全国の約4分の1の水揚げ量を誇る北海道。その北海道の漁業協同組合がまとまって組織された経済連合会が、北海道漁業協同組合連合会(北海道ぎょれん)である。北海道ぎょれんが果たす役割は、北海道の水産物を適正な価格で安定して供給すること。道内で水揚げされる水産物やその水産加工品の販売はもちろん、魚食普及を進める広報活動などを行っている。また、海や河川の環境を守るために、植樹活動など森林保全対策にも取り組んでいる。
従来、北海道ぎょれんの取引先は、荷受・問屋が大半を占めていたが、近年は量販店などとの取引が増え業務が多岐にわたるようになってきた。「現行システムの手直しだけでは十分な対応ができない。システムを全面的に見直す必要に迫られた」と、北海道ぎょれんの事務管理部次長 中塚慎一氏は3年前を振り返る。

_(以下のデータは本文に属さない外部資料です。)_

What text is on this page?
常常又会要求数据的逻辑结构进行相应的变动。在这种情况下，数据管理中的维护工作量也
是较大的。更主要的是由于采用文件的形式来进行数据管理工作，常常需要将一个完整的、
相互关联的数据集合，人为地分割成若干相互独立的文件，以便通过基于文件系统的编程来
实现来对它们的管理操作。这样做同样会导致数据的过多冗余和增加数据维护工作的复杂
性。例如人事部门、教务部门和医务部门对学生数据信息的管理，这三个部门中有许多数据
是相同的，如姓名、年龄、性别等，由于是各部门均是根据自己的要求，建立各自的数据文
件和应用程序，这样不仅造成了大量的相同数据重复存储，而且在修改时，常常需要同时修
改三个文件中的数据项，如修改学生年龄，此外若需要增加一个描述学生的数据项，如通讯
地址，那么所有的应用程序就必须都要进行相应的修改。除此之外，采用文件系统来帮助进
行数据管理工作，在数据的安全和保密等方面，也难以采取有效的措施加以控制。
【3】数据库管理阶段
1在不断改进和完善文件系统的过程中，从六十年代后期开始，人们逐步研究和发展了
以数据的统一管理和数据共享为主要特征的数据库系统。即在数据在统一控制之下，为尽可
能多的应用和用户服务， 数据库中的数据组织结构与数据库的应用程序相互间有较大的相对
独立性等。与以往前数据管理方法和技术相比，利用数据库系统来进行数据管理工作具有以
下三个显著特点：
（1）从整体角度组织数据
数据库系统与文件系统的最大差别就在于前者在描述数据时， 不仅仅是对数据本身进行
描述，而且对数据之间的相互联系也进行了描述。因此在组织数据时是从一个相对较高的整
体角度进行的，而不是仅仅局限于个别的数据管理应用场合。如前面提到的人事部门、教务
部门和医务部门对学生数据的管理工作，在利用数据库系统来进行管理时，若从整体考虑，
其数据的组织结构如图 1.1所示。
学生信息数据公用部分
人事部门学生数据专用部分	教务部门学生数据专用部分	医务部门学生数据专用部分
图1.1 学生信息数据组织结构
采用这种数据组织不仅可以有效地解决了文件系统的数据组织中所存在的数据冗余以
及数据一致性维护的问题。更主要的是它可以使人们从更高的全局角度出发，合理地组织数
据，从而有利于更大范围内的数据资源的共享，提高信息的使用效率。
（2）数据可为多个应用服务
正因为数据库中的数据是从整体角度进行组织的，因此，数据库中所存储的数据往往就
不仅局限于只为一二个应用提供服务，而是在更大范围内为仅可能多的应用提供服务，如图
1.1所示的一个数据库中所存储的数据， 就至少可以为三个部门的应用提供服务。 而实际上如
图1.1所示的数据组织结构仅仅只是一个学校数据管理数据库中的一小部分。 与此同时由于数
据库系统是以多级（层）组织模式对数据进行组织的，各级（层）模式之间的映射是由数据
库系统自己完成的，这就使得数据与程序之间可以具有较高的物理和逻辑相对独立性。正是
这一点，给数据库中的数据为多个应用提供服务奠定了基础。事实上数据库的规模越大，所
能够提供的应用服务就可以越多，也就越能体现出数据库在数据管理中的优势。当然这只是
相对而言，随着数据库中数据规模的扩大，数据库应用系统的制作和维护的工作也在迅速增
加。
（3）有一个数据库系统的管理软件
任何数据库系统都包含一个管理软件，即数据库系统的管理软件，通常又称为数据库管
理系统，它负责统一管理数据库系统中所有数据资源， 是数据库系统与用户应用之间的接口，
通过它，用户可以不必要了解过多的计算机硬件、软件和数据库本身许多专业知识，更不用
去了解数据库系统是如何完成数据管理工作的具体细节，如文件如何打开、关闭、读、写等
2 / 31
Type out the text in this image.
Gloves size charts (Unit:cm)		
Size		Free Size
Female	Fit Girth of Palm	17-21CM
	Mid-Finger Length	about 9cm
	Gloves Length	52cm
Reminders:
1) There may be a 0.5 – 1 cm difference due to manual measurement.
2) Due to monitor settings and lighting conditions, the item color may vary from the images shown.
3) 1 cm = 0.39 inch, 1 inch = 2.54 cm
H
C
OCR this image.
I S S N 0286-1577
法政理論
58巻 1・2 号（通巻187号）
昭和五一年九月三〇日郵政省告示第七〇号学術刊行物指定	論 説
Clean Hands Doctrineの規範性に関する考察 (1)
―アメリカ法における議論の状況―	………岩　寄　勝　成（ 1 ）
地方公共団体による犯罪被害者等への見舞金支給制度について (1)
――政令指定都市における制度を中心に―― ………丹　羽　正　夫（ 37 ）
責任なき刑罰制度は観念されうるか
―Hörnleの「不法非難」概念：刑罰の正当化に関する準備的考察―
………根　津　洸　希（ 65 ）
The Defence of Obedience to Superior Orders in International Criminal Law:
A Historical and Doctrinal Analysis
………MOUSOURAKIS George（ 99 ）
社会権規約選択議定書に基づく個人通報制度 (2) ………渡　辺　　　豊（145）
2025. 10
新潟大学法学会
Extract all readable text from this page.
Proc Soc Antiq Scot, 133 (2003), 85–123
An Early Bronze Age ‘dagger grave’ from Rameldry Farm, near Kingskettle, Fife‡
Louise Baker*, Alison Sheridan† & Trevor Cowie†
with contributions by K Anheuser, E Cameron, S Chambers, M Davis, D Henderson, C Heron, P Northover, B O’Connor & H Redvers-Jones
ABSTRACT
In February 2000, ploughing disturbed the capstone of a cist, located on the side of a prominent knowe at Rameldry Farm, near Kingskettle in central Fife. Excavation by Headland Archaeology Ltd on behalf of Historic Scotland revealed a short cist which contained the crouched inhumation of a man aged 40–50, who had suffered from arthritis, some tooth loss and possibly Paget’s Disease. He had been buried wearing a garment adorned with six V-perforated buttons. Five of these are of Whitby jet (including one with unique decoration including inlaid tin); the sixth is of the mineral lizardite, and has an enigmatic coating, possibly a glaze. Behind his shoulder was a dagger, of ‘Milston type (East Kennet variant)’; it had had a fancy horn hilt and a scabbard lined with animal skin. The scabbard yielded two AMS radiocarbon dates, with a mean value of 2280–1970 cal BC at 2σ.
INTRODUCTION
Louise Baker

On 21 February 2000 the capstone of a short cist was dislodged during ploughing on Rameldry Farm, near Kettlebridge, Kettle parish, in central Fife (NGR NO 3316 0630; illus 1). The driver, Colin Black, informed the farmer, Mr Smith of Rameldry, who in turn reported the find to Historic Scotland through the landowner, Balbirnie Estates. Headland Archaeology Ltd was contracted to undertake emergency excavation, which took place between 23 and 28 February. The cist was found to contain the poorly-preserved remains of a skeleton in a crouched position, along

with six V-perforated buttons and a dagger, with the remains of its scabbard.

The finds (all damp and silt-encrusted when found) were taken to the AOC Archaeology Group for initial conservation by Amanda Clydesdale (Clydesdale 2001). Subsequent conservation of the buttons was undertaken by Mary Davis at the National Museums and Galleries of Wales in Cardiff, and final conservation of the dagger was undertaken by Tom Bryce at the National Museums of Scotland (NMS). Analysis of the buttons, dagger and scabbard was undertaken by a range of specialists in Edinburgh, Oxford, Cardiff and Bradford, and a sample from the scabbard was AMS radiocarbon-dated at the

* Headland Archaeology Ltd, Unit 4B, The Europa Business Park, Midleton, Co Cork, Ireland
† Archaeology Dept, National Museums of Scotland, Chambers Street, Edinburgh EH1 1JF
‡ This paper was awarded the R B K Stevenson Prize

現行のシステムは各支店にメインフレームを設置し、分散処理を行っている。全体的な情報の掌握は、夜間バッチを実行。「システムの第一の問題は、バッチ処理のためタイムリーな情報を得られないこと。そしてメインフレームが分散しているため、運用コストも高い。これらの問題を解決するため、本所集中型にしたかった」と中塚氏は語る。
そこで、北海道ぎょれんの情報戦略子会社であるぎょれんシステムとともに、販売、市場、購買、会計という4つの基幹システムを統合した『第4次電算システム』に着手することとなった。